Exercise $$\PageIndex{11}\label{ex:invfcn-11}$$

The images of the bijection $${\alpha}:{\{1,2,3,4,5,6,7,8\}}\to{\{a,b,c,d,e,f,g,h\}}$$ are given below. $\begin{array}{|c||*{8}{c|}} \hline x & 1 & 2 & 3 & 4 & 5 & 6 & 7 & 8 \\ \hline \alpha(x)& g & a & d & h & b & e & f & c \\ \hline \end{array}$ Find its inverse function.
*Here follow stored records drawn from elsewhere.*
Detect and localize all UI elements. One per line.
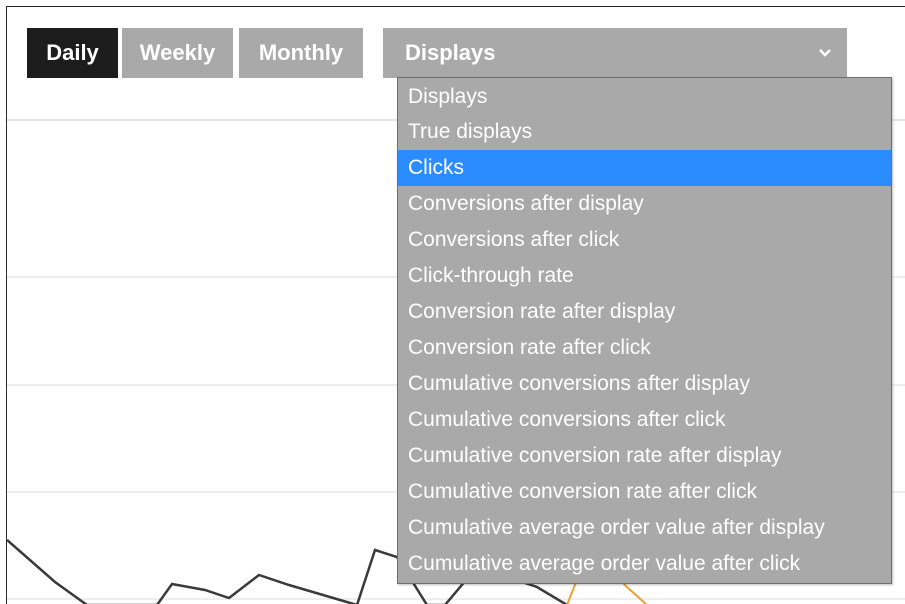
metric-select-value: Displays bbox=[405, 40, 496, 65]
dropdown-option-displays[interactable]: Displays bbox=[398, 80, 891, 114]
dropdown-option-conversions-after-display[interactable]: Conversions after display bbox=[398, 186, 891, 222]
tab-weekly[interactable]: Weekly bbox=[122, 28, 233, 78]
dropdown-option-cumulative-conversion-rate-after-click[interactable]: Cumulative conversion rate after click bbox=[398, 474, 891, 510]
dropdown-option-cumulative-aov-after-display[interactable]: Cumulative average order value after dis… bbox=[398, 510, 891, 546]
metric-select[interactable]: Displays bbox=[383, 28, 847, 78]
chart-panel: Daily Weekly Monthly Displays Displays T… bbox=[6, 6, 905, 604]
metric-dropdown-list: Displays True displays Clicks Conversion… bbox=[397, 77, 892, 584]
tab-monthly[interactable]: Monthly bbox=[239, 28, 363, 78]
chevron-down-icon bbox=[815, 28, 835, 78]
dropdown-option-click-through-rate[interactable]: Click-through rate bbox=[398, 258, 891, 294]
dropdown-option-cumulative-aov-after-click[interactable]: Cumulative average order value after cli… bbox=[398, 546, 891, 582]
tab-daily[interactable]: Daily bbox=[27, 28, 118, 78]
dropdown-option-conversion-rate-after-display[interactable]: Conversion rate after display bbox=[398, 294, 891, 330]
dropdown-option-conversion-rate-after-click[interactable]: Conversion rate after click bbox=[398, 330, 891, 366]
dropdown-option-true-displays[interactable]: True displays bbox=[398, 114, 891, 150]
dropdown-option-clicks[interactable]: Clicks bbox=[398, 150, 891, 186]
dropdown-option-cumulative-conversion-rate-after-display[interactable]: Cumulative conversion rate after display bbox=[398, 438, 891, 474]
dropdown-option-cumulative-conversions-after-click[interactable]: Cumulative conversions after click bbox=[398, 402, 891, 438]
dropdown-option-conversions-after-click[interactable]: Conversions after click bbox=[398, 222, 891, 258]
dropdown-option-cumulative-conversions-after-display[interactable]: Cumulative conversions after display bbox=[398, 366, 891, 402]
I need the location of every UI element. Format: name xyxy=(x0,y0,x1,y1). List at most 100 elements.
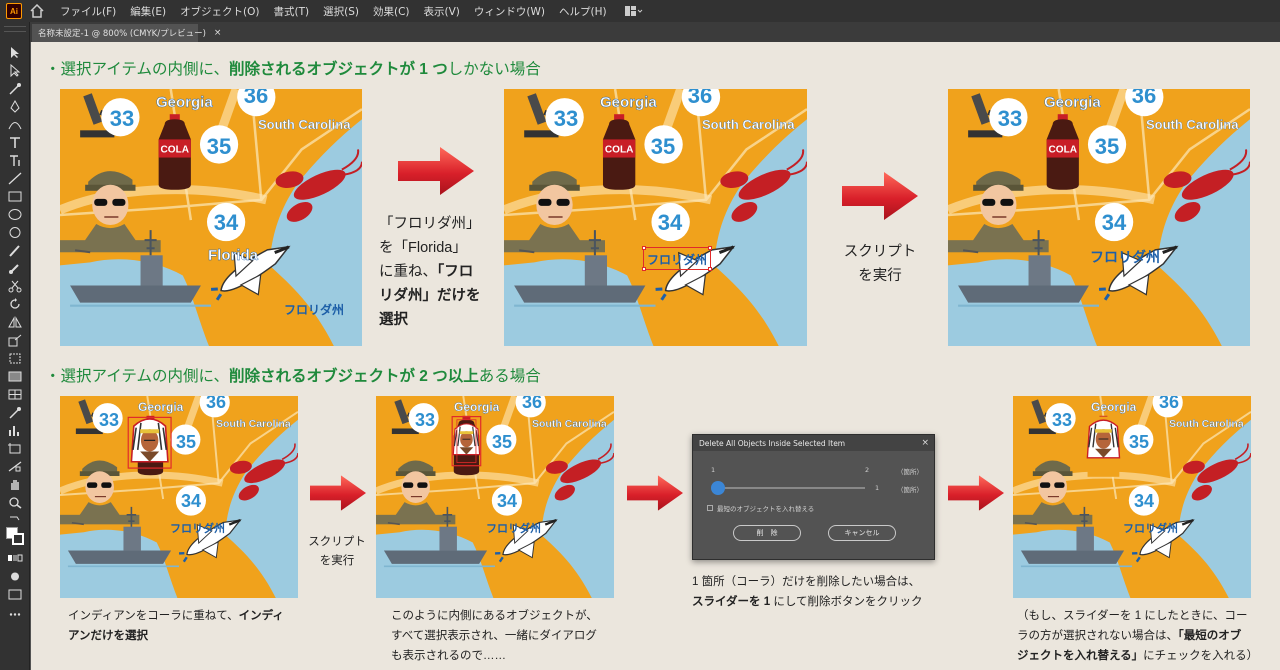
swap-colors-icon[interactable] xyxy=(7,512,23,525)
direct-selection-tool-icon[interactable] xyxy=(7,62,23,78)
workspace-switcher-icon[interactable] xyxy=(624,5,643,17)
caption-arrow-line1: スクリプト xyxy=(308,536,366,548)
scissors-tool-icon[interactable] xyxy=(7,278,23,293)
number-33-label: 33 xyxy=(109,106,135,131)
caption2-line2: を実行 xyxy=(858,268,902,284)
rotate-tool-icon[interactable] xyxy=(7,296,23,309)
reflect-tool-icon[interactable] xyxy=(7,314,23,328)
number-33-label: 33 xyxy=(98,409,120,430)
caption1-line2: を「Florida」 xyxy=(379,240,467,256)
menu-view[interactable]: 表示(V) xyxy=(424,4,460,19)
menu-file[interactable]: ファイル(F) xyxy=(60,4,116,19)
slider-unit-bottom: （箇所） xyxy=(897,486,923,494)
number-36-label: 36 xyxy=(205,396,227,412)
screen-mode-icon[interactable] xyxy=(7,586,23,600)
map-panel-result: 33 35 34 36 Georgia South Carolina フロリダ州 xyxy=(1013,396,1251,598)
selection-tool-icon[interactable] xyxy=(7,44,23,58)
section2-heading-post: ある場合 xyxy=(478,368,541,385)
georgia-label: Georgia xyxy=(156,94,213,111)
slider-max-label: 2 xyxy=(865,466,870,474)
caption-run-script-2: スクリプト を実行 xyxy=(299,533,375,571)
mesh-tool-icon[interactable] xyxy=(7,386,23,400)
number-33-label: 33 xyxy=(997,106,1023,131)
south-carolina-label: South Carolina xyxy=(216,418,291,430)
count-slider-track[interactable] xyxy=(713,487,865,489)
zoom-tool-icon[interactable] xyxy=(7,494,23,509)
menu-object[interactable]: オブジェクト(O) xyxy=(180,4,259,19)
paintbrush-tool-icon[interactable] xyxy=(7,242,23,257)
selection-handle[interactable] xyxy=(642,267,646,271)
note-select-indian: インディアンをコーラに重ねて、インディ アンだけを選択 xyxy=(68,606,284,646)
cancel-button[interactable]: キャンセル xyxy=(828,525,896,541)
checkbox-box[interactable] xyxy=(707,505,713,511)
pen-tool-icon[interactable] xyxy=(7,98,23,113)
note4-line3: にチェックを入れる） xyxy=(1143,650,1259,662)
document-tab[interactable]: 名称未設定-1 @ 800% (CMYK/プレビュー) × xyxy=(32,24,221,42)
hand-tool-icon[interactable] xyxy=(7,476,23,490)
menu-select[interactable]: 選択(S) xyxy=(323,4,359,19)
map-panel-after: 33 35 34 36 Georgia South Carolina フロリダ州 xyxy=(948,89,1250,346)
type-tool-icon[interactable] xyxy=(7,134,23,148)
menu-type[interactable]: 書式(T) xyxy=(274,4,310,19)
draw-mode-icon[interactable] xyxy=(7,568,23,581)
selection-handle[interactable] xyxy=(642,246,646,250)
number-33-label: 33 xyxy=(1051,409,1073,430)
note3-line2: にして削除ボタンをクリック xyxy=(770,596,923,608)
caption-arrow-line2: を実行 xyxy=(319,555,355,567)
vertical-type-tool-icon[interactable] xyxy=(7,152,23,166)
stroke-color-swatch[interactable] xyxy=(12,533,24,545)
note1-line1: インディアンをコーラに重ねて、 xyxy=(68,610,239,622)
selection-handle[interactable] xyxy=(708,267,713,271)
caption1-line3: に重ね、 xyxy=(379,264,437,280)
right-arrow-icon xyxy=(948,475,1004,511)
line-tool-icon[interactable] xyxy=(7,170,23,185)
florida-jp-selected-label[interactable]: フロリダ州 xyxy=(642,246,713,271)
blob-brush-tool-icon[interactable] xyxy=(7,260,23,274)
number-33-label: 33 xyxy=(414,409,436,430)
checkbox-label: 最短のオブジェクトを入れ替える xyxy=(717,505,815,513)
note1-line2-bold: アンだけを選択 xyxy=(68,630,149,642)
curvature-tool-icon[interactable] xyxy=(7,116,23,130)
polygon-tool-icon[interactable] xyxy=(7,224,23,238)
magic-wand-tool-icon[interactable] xyxy=(7,80,23,95)
eyedropper-tool-icon[interactable] xyxy=(7,404,23,419)
more-tools-icon[interactable] xyxy=(7,606,23,619)
number-36-label: 36 xyxy=(1131,89,1157,108)
number-34-label: 34 xyxy=(496,490,518,511)
caption1-line3-bold: 「フロ xyxy=(437,264,474,280)
menu-help[interactable]: ヘルプ(H) xyxy=(559,4,607,19)
panel-grip[interactable] xyxy=(4,26,26,32)
gradient-tool-icon[interactable] xyxy=(7,368,23,382)
slice-tool-icon[interactable] xyxy=(7,458,23,472)
south-carolina-label: South Carolina xyxy=(532,418,607,430)
menu-effect[interactable]: 効果(C) xyxy=(373,4,410,19)
menu-window[interactable]: ウィンドウ(W) xyxy=(474,4,545,19)
section1-heading-bold: 削除されるオブジェクトが 1 つ xyxy=(229,61,448,78)
map-panel-inside-selected: 33 35 34 36 Georgia South Carolina フロリダ州 xyxy=(376,396,614,598)
close-tab-icon[interactable]: × xyxy=(214,28,222,38)
swap-shortest-checkbox[interactable]: 最短のオブジェクトを入れ替える xyxy=(707,503,814,513)
artboard-tool-icon[interactable] xyxy=(7,440,23,454)
caption2-line1: スクリプト xyxy=(843,244,917,260)
selection-handle[interactable] xyxy=(708,246,713,250)
south-carolina-label: South Carolina xyxy=(1169,418,1244,430)
rectangle-tool-icon[interactable] xyxy=(7,188,23,202)
scale-tool-icon[interactable] xyxy=(7,332,23,347)
ellipse-tool-icon[interactable] xyxy=(7,206,23,220)
note-slider-instruction: 1 箇所（コーラ）だけを削除したい場合は、 スライダーを 1 にして削除ボタンを… xyxy=(692,572,923,612)
note3-line2-bold: スライダーを 1 xyxy=(692,596,771,608)
note4-line2: ラの方が選択されない場合は、 xyxy=(1017,630,1178,642)
artboard-canvas[interactable]: ・選択アイテムの内側に、削除されるオブジェクトが 1 つしかない場合 33 35… xyxy=(31,42,1280,670)
map-panel-indian-selected: 33 35 34 36 Georgia South Carolina フロリダ州 xyxy=(60,396,298,598)
number-35-label: 35 xyxy=(1094,134,1120,159)
count-slider-knob[interactable] xyxy=(711,481,725,495)
free-transform-tool-icon[interactable] xyxy=(7,350,23,364)
menu-edit[interactable]: 編集(E) xyxy=(130,4,166,19)
color-mode-icons[interactable] xyxy=(7,550,23,563)
slider-unit-top: （箇所） xyxy=(897,468,923,476)
home-icon[interactable] xyxy=(30,4,44,18)
delete-button[interactable]: 削 除 xyxy=(733,525,801,541)
dialog-close-icon[interactable]: × xyxy=(921,438,929,448)
right-arrow-icon xyxy=(627,475,683,511)
graph-tool-icon[interactable] xyxy=(7,422,23,436)
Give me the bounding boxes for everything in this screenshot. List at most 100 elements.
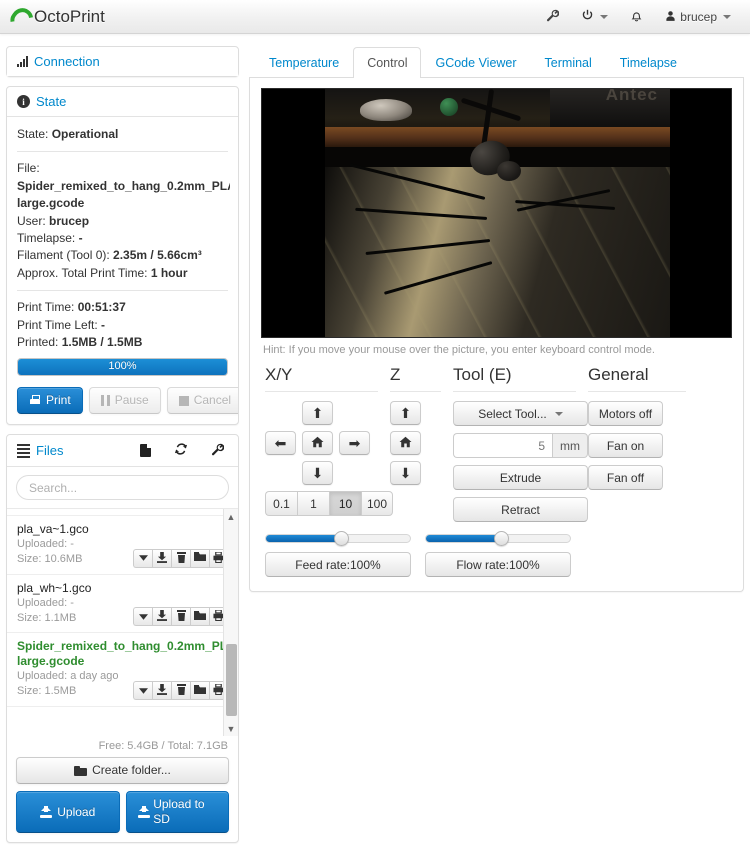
refresh-icon[interactable]: [174, 442, 188, 459]
flow-rate-slider-knob[interactable]: [493, 531, 509, 546]
select-tool-dropdown[interactable]: Select Tool...: [453, 401, 588, 426]
trash-button[interactable]: [171, 681, 190, 701]
timelapse-row: Timelapse: -: [17, 230, 228, 247]
z-row-top: ⬆: [390, 401, 453, 425]
folder-open-button[interactable]: [190, 607, 209, 627]
webcam-stream[interactable]: Antec: [261, 88, 732, 338]
z-plus-button[interactable]: ⬆: [390, 401, 421, 425]
files-panel-title[interactable]: Files: [36, 443, 63, 458]
flow-rate-group: Flow rate:100%: [425, 531, 571, 577]
feed-rate-slider[interactable]: [265, 531, 411, 546]
arrow-down-icon: ⬇: [311, 465, 324, 481]
file-item-actions: [133, 548, 228, 568]
step-size-10[interactable]: 10: [329, 491, 361, 516]
folder-open-button[interactable]: [190, 681, 209, 701]
power-menu[interactable]: [570, 0, 619, 33]
webcam-case-label: Antec: [605, 89, 658, 104]
home-z-button[interactable]: [390, 431, 421, 455]
y-minus-button[interactable]: ⬇: [302, 461, 333, 485]
step-size-0-1[interactable]: 0.1: [265, 491, 297, 516]
scroll-down-arrow-icon[interactable]: ▼: [224, 721, 238, 736]
feed-rate-button[interactable]: Feed rate:100%: [265, 552, 411, 577]
file-list-item[interactable]: pla_va~1.gco Uploaded: - Size: 10.6MB: [7, 516, 238, 575]
create-folder-button[interactable]: Create folder...: [16, 757, 229, 785]
trash-button[interactable]: [171, 607, 190, 627]
search-input[interactable]: [16, 475, 229, 501]
bell-icon: [630, 9, 643, 25]
chevron-down-icon: [600, 14, 609, 19]
connection-panel-title: Connection: [34, 54, 100, 69]
tab-control[interactable]: Control: [353, 47, 422, 78]
tab-temperature[interactable]: Temperature: [255, 47, 353, 78]
tab-label: Terminal: [544, 56, 592, 70]
file-list-item[interactable]: Spider_remixed_to_hang_0.2mm_PLA_MK2S-la…: [7, 633, 238, 708]
notifications-button[interactable]: [619, 0, 654, 33]
approx-time-value: 1 hour: [150, 265, 188, 280]
folder-open-button[interactable]: [190, 548, 209, 568]
connection-panel-header[interactable]: Connection: [7, 47, 238, 76]
extrude-button[interactable]: Extrude: [453, 465, 588, 490]
y-plus-button[interactable]: ⬆: [302, 401, 333, 425]
step-size-100[interactable]: 100: [361, 491, 393, 516]
step-size-group: 0.1 1 10 100: [265, 491, 393, 516]
chevron-down-button[interactable]: [133, 548, 152, 568]
tab-terminal[interactable]: Terminal: [531, 47, 606, 78]
file-icon[interactable]: [140, 444, 151, 458]
brand-logo[interactable]: OctoPrint: [0, 7, 105, 27]
chevron-down-icon: [138, 686, 148, 696]
feed-rate-slider-fill: [266, 535, 341, 542]
upload-sd-label: Upload to SD: [153, 797, 205, 827]
user-menu[interactable]: brucep: [654, 0, 742, 33]
flow-rate-button[interactable]: Flow rate:100%: [425, 552, 571, 577]
z-heading: Z: [390, 365, 441, 392]
download-button[interactable]: [152, 548, 171, 568]
file-item-name: pla_wh~1.gco: [17, 580, 92, 595]
scrollbar-thumb[interactable]: [226, 644, 237, 717]
chevron-down-icon: [554, 411, 563, 416]
x-plus-button[interactable]: ➡: [339, 431, 370, 455]
download-button[interactable]: [152, 681, 171, 701]
flow-rate-slider[interactable]: [425, 531, 571, 546]
chevron-down-button[interactable]: [133, 607, 152, 627]
fan-off-button[interactable]: Fan off: [588, 465, 663, 490]
cancel-button[interactable]: Cancel: [166, 387, 238, 415]
file-list-scrollbar[interactable]: ▲ ▼: [223, 509, 238, 737]
user-value: brucep: [49, 213, 90, 228]
print-progress-fill: 100%: [18, 359, 227, 376]
rate-sliders: Feed rate:100% Flow rate:100%: [261, 522, 732, 577]
file-item-name: pla_va~1.gco: [17, 521, 89, 536]
scroll-up-arrow-icon[interactable]: ▲: [224, 509, 238, 524]
retract-label: Retract: [501, 502, 540, 517]
download-button[interactable]: [152, 508, 171, 509]
chevron-down-button[interactable]: [133, 681, 152, 701]
files-panel: Files pla_tr~2.gcoUploaded: -Size: 27.4M…: [6, 434, 239, 844]
extrusion-amount-input[interactable]: [453, 433, 552, 458]
settings-button[interactable]: [535, 0, 570, 33]
home-xy-button[interactable]: [302, 431, 333, 455]
upload-button[interactable]: Upload: [16, 791, 120, 834]
trash-button[interactable]: [171, 548, 190, 568]
state-row: State: Operational: [17, 126, 228, 143]
upload-to-sd-button[interactable]: Upload to SD: [125, 791, 229, 834]
trash-button[interactable]: [171, 508, 190, 509]
print-button[interactable]: Print: [17, 387, 83, 415]
z-minus-button[interactable]: ⬇: [390, 461, 421, 485]
tab-timelapse[interactable]: Timelapse: [606, 47, 691, 78]
folder-open-button[interactable]: [190, 508, 209, 509]
file-list-item[interactable]: pla_tr~2.gcoUploaded: -Size: 27.4MB: [7, 508, 238, 516]
x-minus-button[interactable]: ⬅: [265, 431, 296, 455]
motors-off-button[interactable]: Motors off: [588, 401, 663, 426]
wrench-icon[interactable]: [211, 443, 225, 459]
feed-rate-slider-knob[interactable]: [333, 531, 349, 546]
chevron-down-button[interactable]: [133, 508, 152, 509]
download-button[interactable]: [152, 607, 171, 627]
step-size-1[interactable]: 1: [297, 491, 329, 516]
retract-button[interactable]: Retract: [453, 497, 588, 522]
tab-label: GCode Viewer: [435, 56, 517, 70]
divider: [17, 151, 228, 153]
pause-button[interactable]: Pause: [88, 387, 161, 415]
fan-on-button[interactable]: Fan on: [588, 433, 663, 458]
file-list-item[interactable]: pla_wh~1.gco Uploaded: - Size: 1.1MB: [7, 575, 238, 634]
tab-gcode-viewer[interactable]: GCode Viewer: [421, 47, 530, 78]
state-panel-header[interactable]: i State: [7, 87, 238, 117]
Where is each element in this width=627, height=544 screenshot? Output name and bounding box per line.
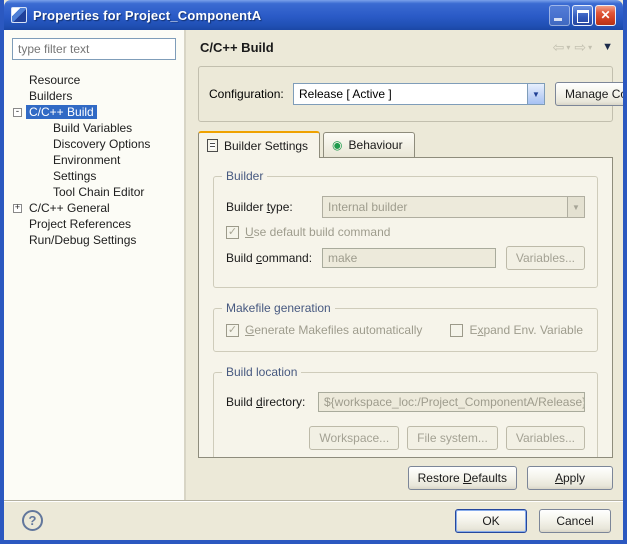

Exercise $$\PageIndex{12}\label{ex:invfcn-12}$$

Below is the incidence matrix for the bijection $${\beta}: {\{a,b,c,d,e,f\}}\to{\{x,y,z,u,v,w\}}$$. $\begin{array}[t]{cc} & \begin{array}{cccccc} u & v & w & x & y & z \end{array} \\ \begin{array}{c} a \\ b \\ c \\ d \\ e \\ f \end{array} & \left(\begin{array}{cccccc} 0 & 1 & 0 & 0 & 0 & 0 \\ 1 & 0 & 0 & 0 & 0 & 0 \\ 0 & 0 & 0 & 0 & 1 & 0 \\ 0 & 0 & 1 & 0 & 0 & 0 \\ 0 & 0 & 0 & 0 & 0 & 1 \\ 0 & 0 & 0 & 1 & 0 & 0 \end{array}\right) \end{array}$ Find its inverse function.